Your support could help Double Up Food Bucks in Oregon continue and expand. The program aims to put more healthy fresh fruit and vegetables on the plates of low income Oregonians while supporting local growers and businesses.
Oregon State Senate Committee hearings are scheduled for two Double Up Food Bucks bills. These bills seek to advocate for at least $3-million toward Double Up incentives at grocery stores, farmers markets, and farm-direct outlets.
The hearing for SB 440 & SB 555 (duplicate bills) will be on Tuesday, Feb. 2 at 3:15 pm in the Senate Committee On Human Services, Mental Health, and Recovery. If you support Double Up Food Bucks, this is the time to make your voice heard! Double Up Oregon leaders have asked for the co-op’s help in drumming up supporters to testify at the hearing. Here’s how:
- Provide written testimony is support of the bills. Click here for submission instructions and a template message to use if you wish. Written testimony should be submitted non later than 9am on Tuesday, February 2. You can submit the same testimony for both bills.
- Provide spoken testimony in support of the bills. This can be short and sweet (one-minute or less). Use this link to register to present spoken testimony on Tuesday, February 2 at 3:15pm.
If you have any questions, you can contact Ryan Schoonover at Oregon Food Bank email@example.com
Double Up at the co-op
Astoria Co+op is the only grocery store in the lower Columbia region to offer Double Up Food Bucks. After success at farmer’s markets, the program extended to a small number of grocery stores in Oregon last spring.
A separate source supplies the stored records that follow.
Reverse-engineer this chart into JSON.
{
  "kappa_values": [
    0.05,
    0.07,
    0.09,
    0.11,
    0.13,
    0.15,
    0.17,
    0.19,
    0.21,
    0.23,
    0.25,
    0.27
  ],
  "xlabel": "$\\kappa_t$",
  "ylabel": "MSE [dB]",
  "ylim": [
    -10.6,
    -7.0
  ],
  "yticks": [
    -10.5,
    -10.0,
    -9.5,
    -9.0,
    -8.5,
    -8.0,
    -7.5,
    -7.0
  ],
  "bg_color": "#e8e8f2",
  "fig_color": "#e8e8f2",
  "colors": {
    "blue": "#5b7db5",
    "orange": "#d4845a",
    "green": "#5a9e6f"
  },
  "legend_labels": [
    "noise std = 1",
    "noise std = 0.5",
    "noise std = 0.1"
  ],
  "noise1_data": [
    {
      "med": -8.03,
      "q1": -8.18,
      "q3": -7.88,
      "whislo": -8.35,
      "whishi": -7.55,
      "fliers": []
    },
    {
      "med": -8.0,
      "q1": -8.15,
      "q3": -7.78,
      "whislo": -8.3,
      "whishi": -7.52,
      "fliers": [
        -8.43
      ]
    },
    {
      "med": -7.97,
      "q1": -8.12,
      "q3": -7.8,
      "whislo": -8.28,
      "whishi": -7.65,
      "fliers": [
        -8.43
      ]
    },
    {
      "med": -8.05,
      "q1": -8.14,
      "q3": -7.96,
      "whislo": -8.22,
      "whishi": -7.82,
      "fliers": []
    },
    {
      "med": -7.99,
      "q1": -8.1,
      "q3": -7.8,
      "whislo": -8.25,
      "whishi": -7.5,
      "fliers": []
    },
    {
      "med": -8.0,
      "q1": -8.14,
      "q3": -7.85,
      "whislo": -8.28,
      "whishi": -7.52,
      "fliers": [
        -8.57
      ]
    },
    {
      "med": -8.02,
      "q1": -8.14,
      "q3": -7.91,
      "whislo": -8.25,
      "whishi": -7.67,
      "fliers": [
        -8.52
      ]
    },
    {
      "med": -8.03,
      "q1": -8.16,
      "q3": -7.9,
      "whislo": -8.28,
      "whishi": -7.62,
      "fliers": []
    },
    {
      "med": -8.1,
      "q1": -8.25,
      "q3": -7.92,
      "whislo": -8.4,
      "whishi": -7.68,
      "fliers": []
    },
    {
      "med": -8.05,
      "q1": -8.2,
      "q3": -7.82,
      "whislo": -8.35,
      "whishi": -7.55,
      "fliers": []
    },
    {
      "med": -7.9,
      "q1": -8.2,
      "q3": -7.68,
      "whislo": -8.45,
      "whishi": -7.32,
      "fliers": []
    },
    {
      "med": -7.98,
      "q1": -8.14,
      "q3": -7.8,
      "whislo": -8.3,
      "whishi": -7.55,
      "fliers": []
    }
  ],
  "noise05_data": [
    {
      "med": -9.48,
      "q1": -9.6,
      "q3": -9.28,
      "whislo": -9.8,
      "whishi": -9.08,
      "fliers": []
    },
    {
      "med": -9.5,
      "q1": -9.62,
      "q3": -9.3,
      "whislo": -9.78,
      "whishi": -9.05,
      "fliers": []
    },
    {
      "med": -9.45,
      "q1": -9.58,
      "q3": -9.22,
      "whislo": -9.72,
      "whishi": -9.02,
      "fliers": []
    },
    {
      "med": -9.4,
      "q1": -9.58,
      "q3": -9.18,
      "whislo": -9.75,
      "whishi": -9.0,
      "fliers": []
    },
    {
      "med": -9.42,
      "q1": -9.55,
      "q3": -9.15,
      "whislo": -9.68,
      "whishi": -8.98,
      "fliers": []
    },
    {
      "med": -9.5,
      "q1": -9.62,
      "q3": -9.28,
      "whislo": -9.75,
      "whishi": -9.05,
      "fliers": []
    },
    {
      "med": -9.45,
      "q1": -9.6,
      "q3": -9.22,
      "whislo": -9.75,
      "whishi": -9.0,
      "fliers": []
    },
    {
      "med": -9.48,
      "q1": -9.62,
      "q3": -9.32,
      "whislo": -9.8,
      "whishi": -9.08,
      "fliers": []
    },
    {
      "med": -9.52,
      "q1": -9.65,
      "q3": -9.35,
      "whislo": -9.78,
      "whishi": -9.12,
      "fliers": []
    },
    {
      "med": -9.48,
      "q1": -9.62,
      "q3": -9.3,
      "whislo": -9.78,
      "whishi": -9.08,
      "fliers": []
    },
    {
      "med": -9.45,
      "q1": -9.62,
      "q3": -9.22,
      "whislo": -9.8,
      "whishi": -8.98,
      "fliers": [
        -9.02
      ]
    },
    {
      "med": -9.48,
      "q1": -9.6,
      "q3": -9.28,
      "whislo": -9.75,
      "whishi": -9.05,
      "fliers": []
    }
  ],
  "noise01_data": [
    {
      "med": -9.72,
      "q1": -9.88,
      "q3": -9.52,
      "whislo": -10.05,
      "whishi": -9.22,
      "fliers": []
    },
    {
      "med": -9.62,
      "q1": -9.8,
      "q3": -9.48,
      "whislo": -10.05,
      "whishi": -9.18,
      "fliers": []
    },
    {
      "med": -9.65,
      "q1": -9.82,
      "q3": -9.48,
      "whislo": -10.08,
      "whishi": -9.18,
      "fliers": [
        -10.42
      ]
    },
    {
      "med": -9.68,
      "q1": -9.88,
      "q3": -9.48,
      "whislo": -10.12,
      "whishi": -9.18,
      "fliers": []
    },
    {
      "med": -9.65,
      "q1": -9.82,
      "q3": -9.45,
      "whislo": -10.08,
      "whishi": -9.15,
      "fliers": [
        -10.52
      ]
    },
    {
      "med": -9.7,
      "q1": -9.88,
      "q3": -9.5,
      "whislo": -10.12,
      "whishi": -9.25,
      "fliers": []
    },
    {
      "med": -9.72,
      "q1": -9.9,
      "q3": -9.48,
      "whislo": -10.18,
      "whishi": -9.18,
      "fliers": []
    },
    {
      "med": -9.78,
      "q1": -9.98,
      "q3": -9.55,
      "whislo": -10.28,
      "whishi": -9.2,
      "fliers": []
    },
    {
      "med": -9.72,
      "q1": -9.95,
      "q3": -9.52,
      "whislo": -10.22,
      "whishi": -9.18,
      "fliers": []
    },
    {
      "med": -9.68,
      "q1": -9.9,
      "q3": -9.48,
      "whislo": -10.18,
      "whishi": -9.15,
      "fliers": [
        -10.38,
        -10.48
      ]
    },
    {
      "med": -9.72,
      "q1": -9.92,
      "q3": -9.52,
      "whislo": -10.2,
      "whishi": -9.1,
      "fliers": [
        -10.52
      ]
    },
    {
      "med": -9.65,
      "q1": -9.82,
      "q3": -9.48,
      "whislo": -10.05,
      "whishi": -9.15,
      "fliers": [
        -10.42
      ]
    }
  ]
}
Double Up matches the value of SNAP spent on fresh fruits and vegetables providing shoppers with credit for future produce purchases, up to $10 per shopping trip. SNAP stands for the Supplemental Nutrition Assistance Program, formerly known as food stamps.
The Oregon Legislature approved $1.5 million in the 2019-2021 biennium budget for Double Up. The Oregon Food Bank is administering the Double Up grocery pilot program in cooperation with the Fair Food Network and Farmers Market Fund.
According to organizers, only 11% of Oregonians consume enough fruit and vegetables for a healthy life. For the one in six Oregonians experiencing food insecurity, eating the recommended servings of produce is not affordable. A diet rich in fruits and vegetables lowers the risk of many serious and chronic conditions including heart disease, high blood pressure and diabetes.
The co-op is a community-owned grocery store. The co-op accepts SNAP, offers Double Up Food Bucks and WIC. Anyone can shop (no membership needed).